DOD has its own "red teams" that probe sensitive defense networks for vulnerabilities, but the Hack the Pentagon initiative goes a significant step further by inviting private-sector hackers to get out their digital scalpels.

Shutterstock image: looking for code.

SAN FRANCISCO -- The Defense Department will begin a pilot program next month to allow carefully screened hackers to scour DOD websites for vulnerabilities and report their findings.

DOD has its own "red teams" that probe defense networks for security flaws, but the Hack the Pentagon initiative goes a significant step further by inviting private hackers to get out their digital scalpels.

The department's first bug bounty program will be one of several forthcoming initiatives to discover vulnerabilities in DOD applications, websites and networks, according to Pentagon Press Secretary Peter Cook.
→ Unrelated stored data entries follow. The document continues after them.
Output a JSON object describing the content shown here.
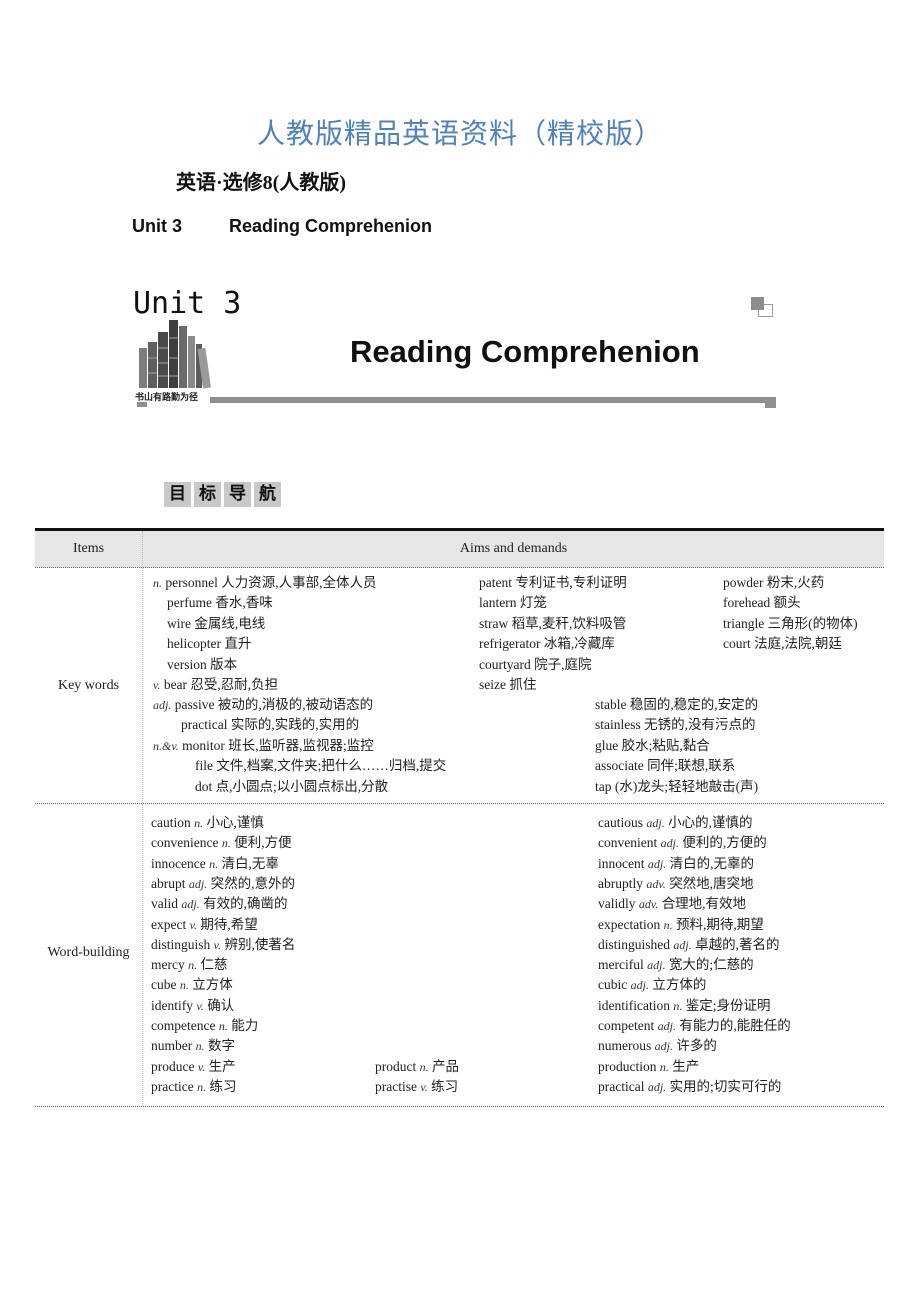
{
  "header": {
    "main_title": "人教版精品英语资料（精校版）",
    "subtitle": "英语·选修8(人教版)",
    "unit_number": "Unit 3",
    "unit_title": "Reading Comprehenion"
  },
  "banner": {
    "unit": "Unit 3",
    "heading": "Reading Comprehenion",
    "motto": "书山有路勤为径",
    "image": "bookshelf-image",
    "corner_icon": "overlapping-squares-icon",
    "accent_color": "#8f8f8f"
  },
  "section_label": [
    "目",
    "标",
    "导",
    "航"
  ],
  "table": {
    "headers": {
      "items": "Items",
      "aims": "Aims and demands"
    },
    "key_words": {
      "label": "Key words",
      "col1": [
        {
          "pos": "n.",
          "word": "personnel",
          "meaning": "人力资源,人事部,全体人员"
        },
        {
          "pos": "",
          "word": "perfume",
          "meaning": "香水,香味"
        },
        {
          "pos": "",
          "word": "wire",
          "meaning": "金属线,电线"
        },
        {
          "pos": "",
          "word": "helicopter",
          "meaning": "直升"
        },
        {
          "pos": "",
          "word": "version",
          "meaning": "版本"
        },
        {
          "pos": "v.",
          "word": "bear",
          "meaning": "忍受,忍耐,负担"
        }
      ],
      "col2": [
        {
          "word": "patent",
          "meaning": "专利证书,专利证明"
        },
        {
          "word": "lantern",
          "meaning": "灯笼"
        },
        {
          "word": "straw",
          "meaning": "稻草,麦秆,饮料吸管"
        },
        {
          "word": "refrigerator",
          "meaning": "冰箱,冷藏库"
        },
        {
          "word": "courtyard",
          "meaning": "院子,庭院"
        },
        {
          "word": "seize",
          "meaning": "抓住"
        }
      ],
      "col3": [
        {
          "word": "powder",
          "meaning": "粉末,火药"
        },
        {
          "word": "forehead",
          "meaning": "额头"
        },
        {
          "word": "triangle",
          "meaning": "三角形(的物体)"
        },
        {
          "word": "court",
          "meaning": "法庭,法院,朝廷"
        }
      ],
      "lower_left": [
        {
          "pos": "adj.",
          "word": "passive",
          "meaning": "被动的,消极的,被动语态的"
        },
        {
          "pos": "",
          "word": "practical",
          "meaning": "实际的,实践的,实用的"
        },
        {
          "pos": "n.&v.",
          "word": "monitor",
          "meaning": "班长,监听器,监视器;监控"
        },
        {
          "pos": "",
          "word": "file",
          "meaning": "文件,档案,文件夹;把什么……归档,提交"
        },
        {
          "pos": "",
          "word": "dot",
          "meaning": "点,小圆点;以小圆点标出,分散"
        }
      ],
      "lower_right": [
        {
          "word": "stable",
          "meaning": "稳固的,稳定的,安定的"
        },
        {
          "word": "stainless",
          "meaning": "无锈的,没有污点的"
        },
        {
          "word": "glue",
          "meaning": "胶水;粘贴,黏合"
        },
        {
          "word": "associate",
          "meaning": "同伴;联想,联系"
        },
        {
          "word": "tap",
          "meaning": "(水)龙头;轻轻地敲击(声)"
        }
      ]
    },
    "word_building": {
      "label": "Word-building",
      "left": [
        {
          "word": "caution",
          "pos": "n.",
          "meaning": "小心,谨慎"
        },
        {
          "word": "convenience",
          "pos": "n.",
          "meaning": "便利,方便"
        },
        {
          "word": "innocence",
          "pos": "n.",
          "meaning": "清白,无辜"
        },
        {
          "word": "abrupt",
          "pos": "adj.",
          "meaning": "突然的,意外的"
        },
        {
          "word": "valid",
          "pos": "adj.",
          "meaning": "有效的,确凿的"
        },
        {
          "word": "expect",
          "pos": "v.",
          "meaning": "期待,希望"
        },
        {
          "word": "distinguish",
          "pos": "v.",
          "meaning": "辨别,使著名"
        },
        {
          "word": "mercy",
          "pos": "n.",
          "meaning": "仁慈"
        },
        {
          "word": "cube",
          "pos": "n.",
          "meaning": "立方体"
        },
        {
          "word": "identify",
          "pos": "v.",
          "meaning": "确认"
        },
        {
          "word": "competence",
          "pos": "n.",
          "meaning": "能力"
        },
        {
          "word": "number",
          "pos": "n.",
          "meaning": "数字"
        },
        {
          "word": "produce",
          "pos": "v.",
          "meaning": "生产"
        },
        {
          "word": "practice",
          "pos": "n.",
          "meaning": "练习"
        }
      ],
      "middle": [
        {
          "word": "product",
          "pos": "n.",
          "meaning": "产品"
        },
        {
          "word": "practise",
          "pos": "v.",
          "meaning": "练习"
        }
      ],
      "right": [
        {
          "word": "cautious",
          "pos": "adj.",
          "meaning": "小心的,谨慎的"
        },
        {
          "word": "convenient",
          "pos": "adj.",
          "meaning": "便利的,方便的"
        },
        {
          "word": "innocent",
          "pos": "adj.",
          "meaning": "清白的,无辜的"
        },
        {
          "word": "abruptly",
          "pos": "adv.",
          "meaning": "突然地,唐突地"
        },
        {
          "word": "validly",
          "pos": "adv.",
          "meaning": "合理地,有效地"
        },
        {
          "word": "expectation",
          "pos": "n.",
          "meaning": "预料,期待,期望"
        },
        {
          "word": "distinguished",
          "pos": "adj.",
          "meaning": "卓越的,著名的"
        },
        {
          "word": "merciful",
          "pos": "adj.",
          "meaning": "宽大的;仁慈的"
        },
        {
          "word": "cubic",
          "pos": "adj.",
          "meaning": "立方体的"
        },
        {
          "word": "identification",
          "pos": "n.",
          "meaning": "鉴定;身份证明"
        },
        {
          "word": "competent",
          "pos": "adj.",
          "meaning": "有能力的,能胜任的"
        },
        {
          "word": "numerous",
          "pos": "adj.",
          "meaning": "许多的"
        },
        {
          "word": "production",
          "pos": "n.",
          "meaning": "生产"
        },
        {
          "word": "practical",
          "pos": "adj.",
          "meaning": "实用的;切实可行的"
        }
      ]
    }
  }
}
"You'd much rather find the vulnerabilities in your networks in that way than by the other way, which is pilferage of information -- in our case, compromise, shutdown and so forth of our networks," Defense Secretary Ash Carter said March 2 at the RSA Conference in San Francisco.
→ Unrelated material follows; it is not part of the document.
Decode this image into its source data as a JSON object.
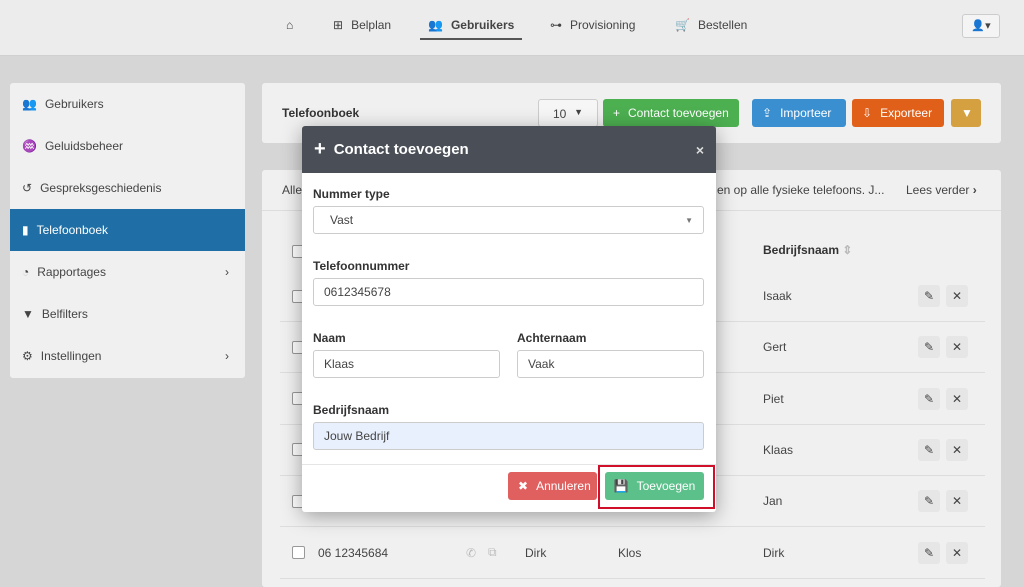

Carter cast the program as part of his push to get the Pentagon to embrace a startup mentality.

"If you don't take risk and you're not willing to fail, then you're never going to get anywhere," he said. "And you all know that, and that's one of the things that's imbued in the innovative community out here."

The hackers will target the department's public websites, not critical, mission-facing systems, Cook said. Participants might get paid for their efforts in the form of rewards for finding vulnerabilities, known in industry as "bug bounties." Only U.S. citizens are eligible for the program. Hackers who participate must undergo a background check before they are given access to DOD systems.

Like the rest of the federal government, DOD is competing with the private sector to recruit top cybersecurity talent.

In the past three years, several of the Pentagon's red-team specialists have left for lucrative private-sector jobs, according to a Pentagon memo obtained by the Daily Beast. The specialists who have stayed are not keeping pace with sophisticated adversaries, according to the report.

Tony Cole, a FireEye executive who has helped assemble cyber incident response teams at DOD and elsewhere, told FCW that threat data gathered by the bug bounty program could "provide for a more secure internal enterprise and possible future offensive capabilities in the cyber realm."

Although the program "will be difficult to structure and run successfully, the benefits could be large and long-term, [and] could help the department mitigate numerous undiscovered vulnerabilities," he added.